New York State adopted the National Common Core Learning Standards in 2010, planning to fully implement these standards during the 2014-15 school year. Although these standards are for children and adolescents in preschool through 12th grade, they impact education coursework for college students as well. Professor of the School of Education Literary Division Ernest Balajthy explained that the CCLS came about when it became clear that No Child Left Behind wasn’t going to work. These grade-by-grade standards, which have been adopted by 45 states, are designed to prepare students for both college and career.
“The target was CCR, College and Career Readiness, and being at the 50th percentile is no longer good enough because students in the 50th percentile don’t go on to college. The estimate is that the Common Core State Standards raised the bar for student performance by about 45 percent,” Balajthy said.
Dean of the Ella Cline Shear School of Education Anjoo Sikka said the new standards the CCLS have adopted are fine, but the problems arise because there is no set way for these standards to be taught or reached.
“The Common Core Standards don’t necessarily tell you how to teach. It tells you a little bit of what to teach, even though they say they don’t tell you what to teach, but it is. Really, you don’t have to go by the sequence of the standards,” Sikka said.
Assistant professor for the School of Education Kelly Keegan explained that New York’s Common Core Learning Standards are comprised of approximately 85 percent national standards and 15 percent New York-specific standards.

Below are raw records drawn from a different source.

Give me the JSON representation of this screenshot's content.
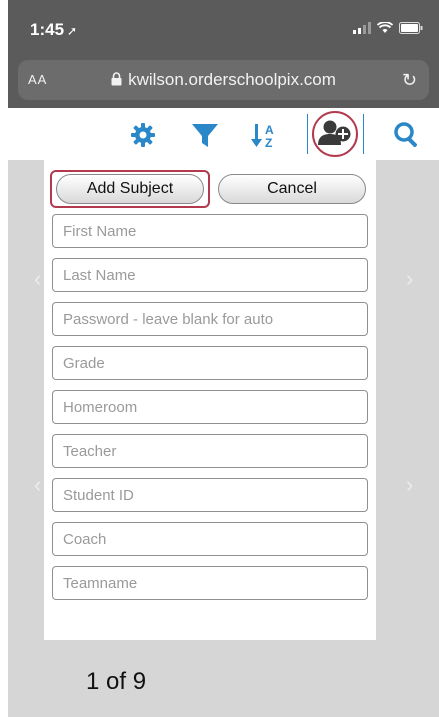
{
  "status": {
    "time": "1:45"
  },
  "browser": {
    "text_size_label": "AA",
    "domain": "kwilson.orderschoolpix.com"
  },
  "toolbar": {
    "icons": [
      "gear-icon",
      "filter-icon",
      "sort-az-icon",
      "add-user-icon",
      "search-icon"
    ],
    "accent": "#2a87c8",
    "highlight": "#b23a4e"
  },
  "form": {
    "add_label": "Add Subject",
    "cancel_label": "Cancel",
    "fields": [
      {
        "placeholder": "First Name"
      },
      {
        "placeholder": "Last Name"
      },
      {
        "placeholder": "Password - leave blank for auto"
      },
      {
        "placeholder": "Grade"
      },
      {
        "placeholder": "Homeroom"
      },
      {
        "placeholder": "Teacher"
      },
      {
        "placeholder": "Student ID"
      },
      {
        "placeholder": "Coach"
      },
      {
        "placeholder": "Teamname"
      }
    ]
  },
  "pager": {
    "label": "1 of 9"
  }
}
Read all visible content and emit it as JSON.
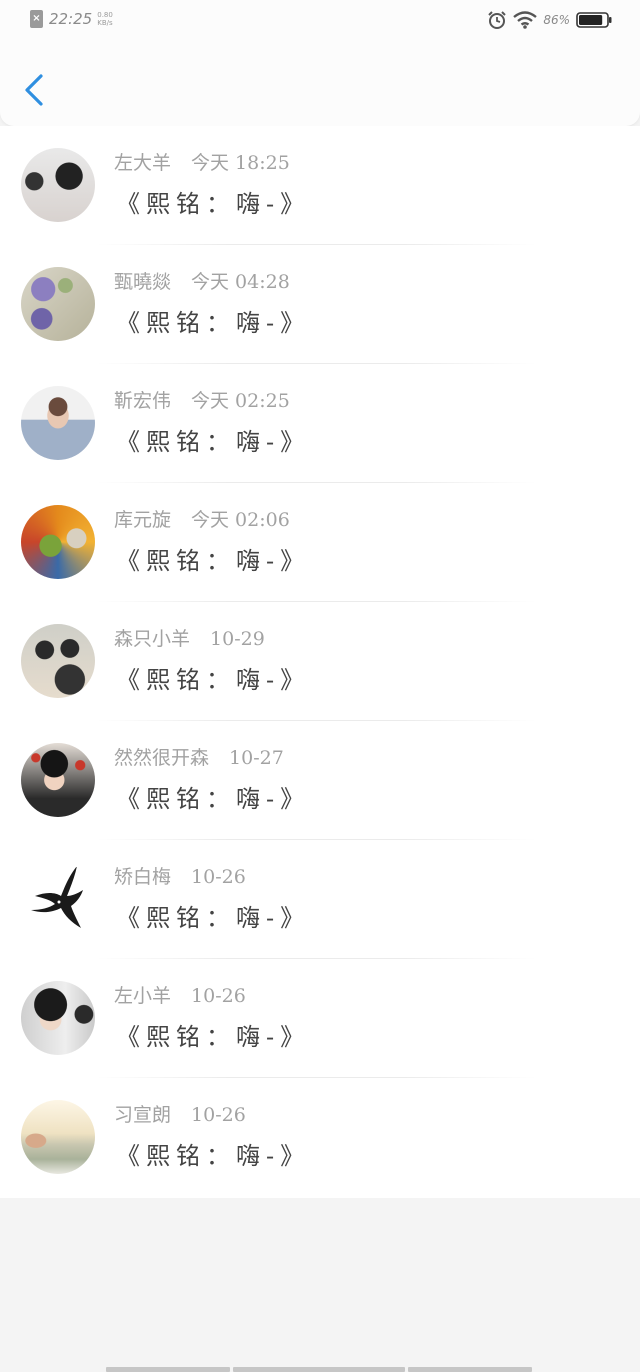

As schools across the nation adapt to the rapid implementation of these standards, professors of the School of Education at Geneseo face curriculum changes as well. In order to best prepare their students to become teachers, professors must ensure that their students have a thorough understanding of the Common Core.
“They have to know it,” Keegan said. “They have to know it going into not only a job interview but also if they’re going to serve their students well, which is the role of a good teacher.”
“They need to know how to best function in whatever academic climate they’re going to be working within,” she said. “This is what’s being asked of them right now. They can teach well, they will teach well, they have to teach well.”
Balajthy described the four main concentrations he has when it comes to preparing his students to teach the Common Core. These include making his students understand how to be politically involved, since he considers this a political rather than an educational movement, to understand the fallacies and false teachings of the Common Core, to understand the tests themselves and to be able to prepare their future students to take the new Common Core tests.
But even with these changes to the curriculum education majors are taught and will soon have to teach to their own students, the Common Core is not necessarily as negative as some perceive it to be.
“Lots of students hear about this and they think it’s so overwhelming [and] that it’s not a good time to be a teacher, and I don’t think that’s true,” Keegan said.